One thing that did surprise her was how little time she had to get to know her potential future husband. She estimates she spoke to Echard only a handful of times during her approximately three-week run on the show. During that time, she went on several group dates, including one where the women and guest host, actress Hilary Duff, hosted a birthday party for a little girl (for reasons which remain entirely unclear), and another in which the contestants went to the beach in matching red Baywatch swimsuits, ran in slow-motion, and practiced CPR on a dummy.

Mengistu says, “I expected to be able to foster a relationship with Clayton, but now I realize that it’s only really the girls that get much farther, like to the top five, who really start to have that relationship with him.” But if she didn’t find love, she did find long-term friendship in the Bachelor Mansion. Without electronic devices or news from the outside world, per Bachelor filming rules, she had no choice but to form close bonds with her fellow contestants.

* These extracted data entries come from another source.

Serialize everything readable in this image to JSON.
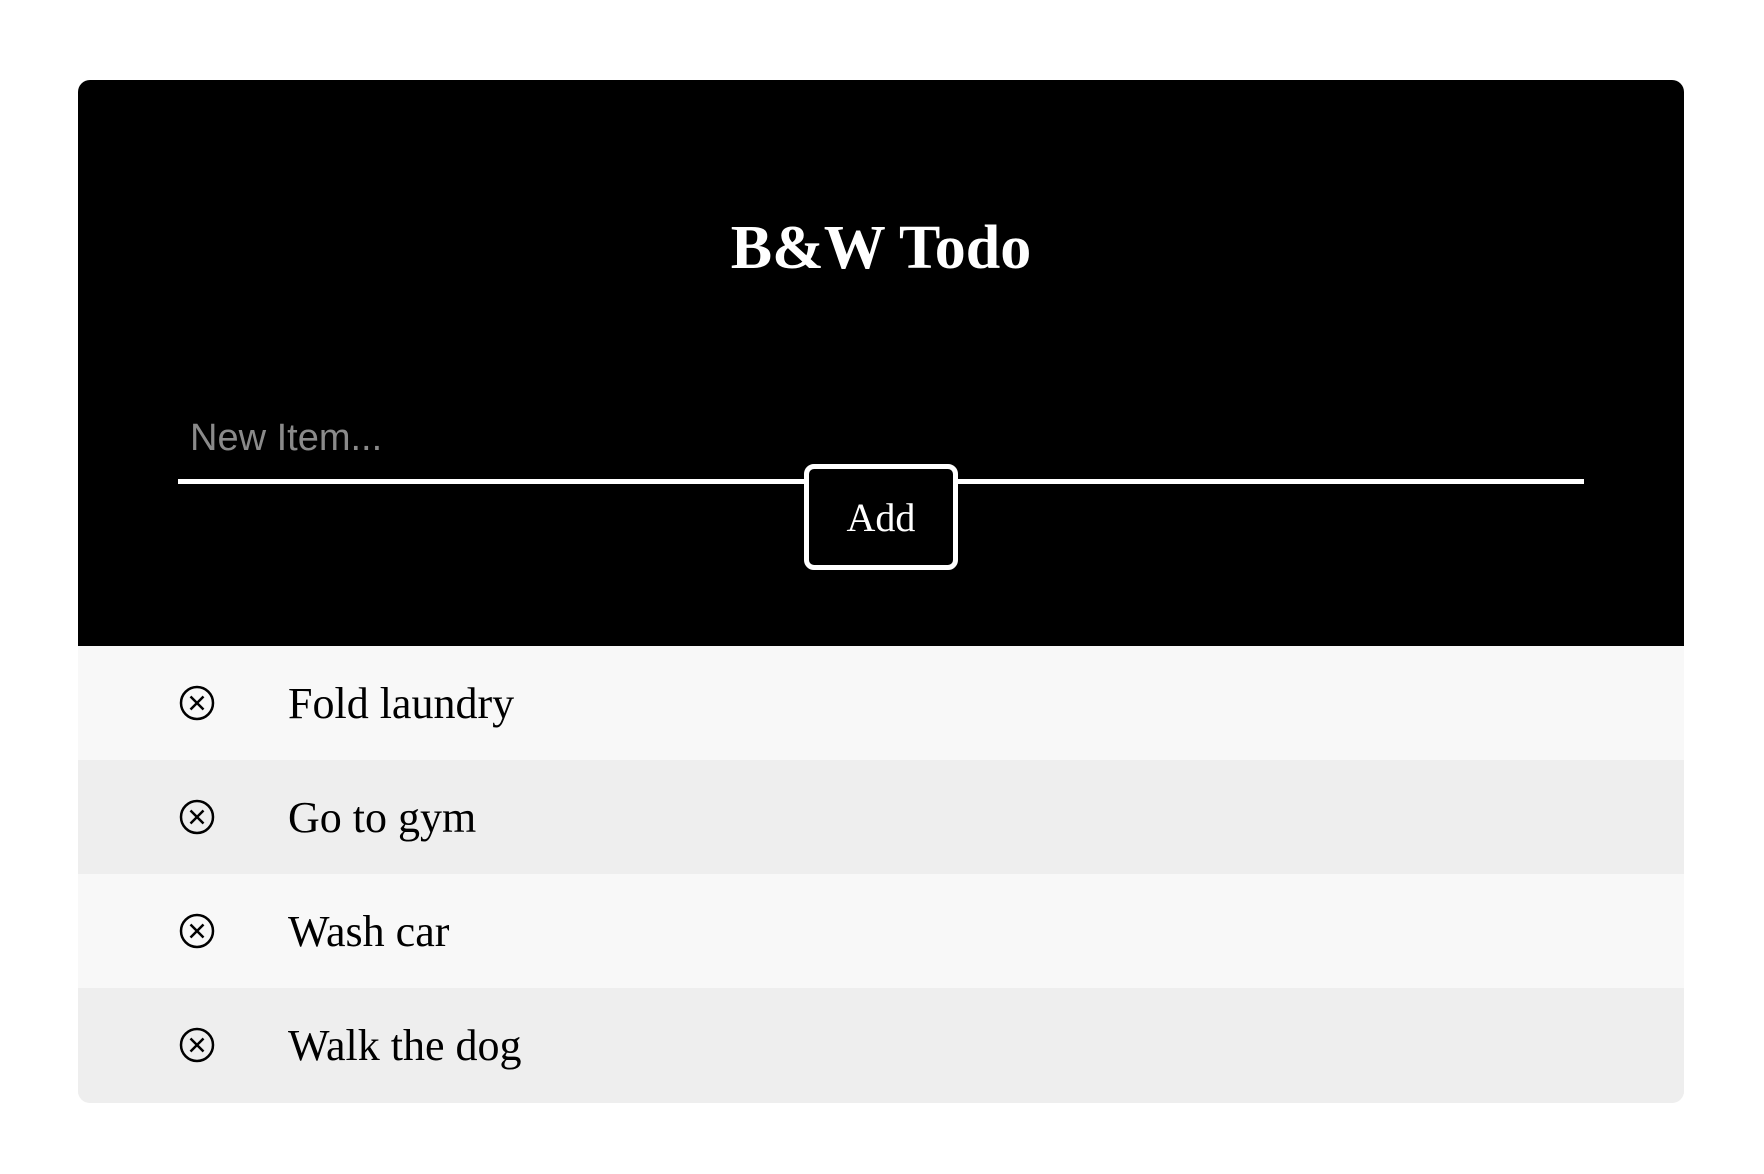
{
  "app": {
    "title": "B&W Todo"
  },
  "new_item": {
    "placeholder": "New Item...",
    "value": ""
  },
  "add_button": {
    "label": "Add"
  },
  "todo_items": [
    {
      "label": "Fold laundry",
      "remove_icon": "circle-x-icon"
    },
    {
      "label": "Go to gym",
      "remove_icon": "circle-x-icon"
    },
    {
      "label": "Wash car",
      "remove_icon": "circle-x-icon"
    },
    {
      "label": "Walk the dog",
      "remove_icon": "circle-x-icon"
    }
  ],
  "colors": {
    "header_background": "#000000",
    "header_text": "#ffffff",
    "row_light": "#f8f8f8",
    "row_dark": "#eeeeee",
    "placeholder": "#8a8a8a"
  }
}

Mengistu doesn’t take her time on The Bachelor too seriously. Fans have celebrated her tweets poking fun at the show over the past few months, and she was a particular fan-favorite during the “Women Tell All” episode, where eliminated contestants gather onstage to confront one another and Echard with any unfinished business. During the episode, Mengistu made one last attempt at “shooting her shot." She told Echard, “I found myself more and more attracted to you with each episode,” when watching the finished season for the first time at home. She left the door open, telling him that if he ever finds himself single, “Just know that I’m single, too.”

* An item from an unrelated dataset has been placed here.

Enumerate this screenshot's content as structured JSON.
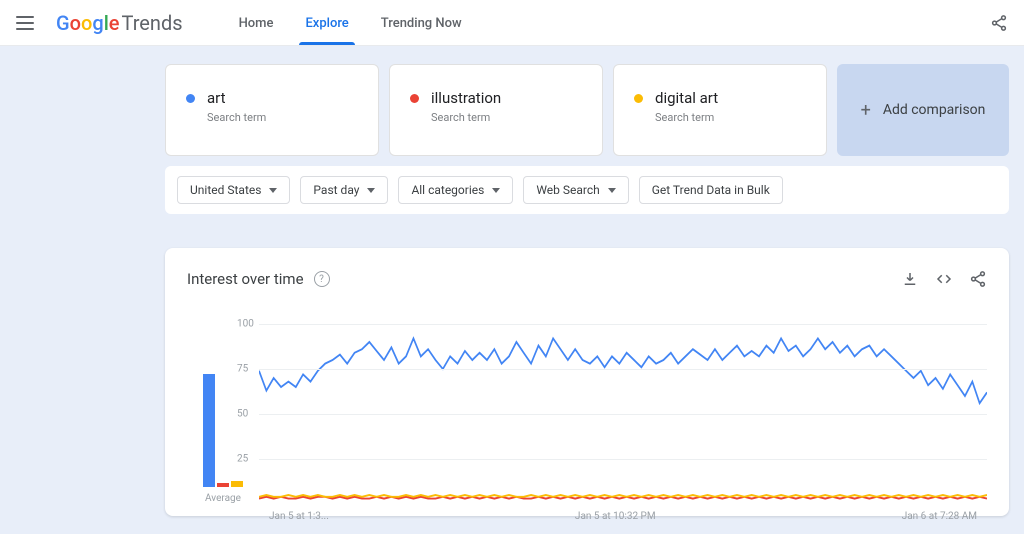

Unfortunately, her “shot didn’t go in,” she says, as Echard is now dating contestant Susie Evans. Mengistu remains unperturbed though, keeping a healthy distance from all things Bachelor. “The show is a chapter in my life, but it’s not going to be my life, whereas my career is very important to me.” She plans to continue working as a physician, but also hopes to use her M.B.A. to start a business that expands access to high-quality medical care, particularly procedures not covered by insurance. While she has gained somewhat of a following since appearing on the show, so far none of her patients have recognized her. She uses her social-media platforms to produce informational videos about various medical issues, such as chronic traumatic encephalopathy (CTE), STDs, and toxicity in beauty products. She says, “There is so much [medical] misinformation out there, and I want to push out correct information to make people either treat their bodies better or be more informed consumers of healthcare-related products.”

This may not be the end of the road for Mengistu and the Bachelor franchise. Like all other previous contestants on the show, she’s eligible to appear on Bachelor in Paradise. Mengistu says she’s “open to the idea,” but she’s not necessarily itching “to go back into the world of reality television” and join a group of about 30 singles on a tropical island. She says, “It’s a big unknown, how they’re going to portray you and how it’s going to go down. It’s very emotionally taxing, and the whole experience between filming and the after-effects of it, it’s like no other experience.” But depending on “which guys they’re going to cast for it,” she says she could be persuaded.

Mengistu waves away any criticism she’s received after appearing on The Bachelor, including the Reddit thread with more than 500 comments debating whether her lingerie entrance was in good fun or a disgrace to the medical profession. After two years of working long hours saving and losing patients to COVID-19, Mengistu can’t be bothered with Internet “trolls” saying she’s any less of a doctor for appearing on The Bachelor. Her response to them? “It’s okay to have a bit of fun sometimes.”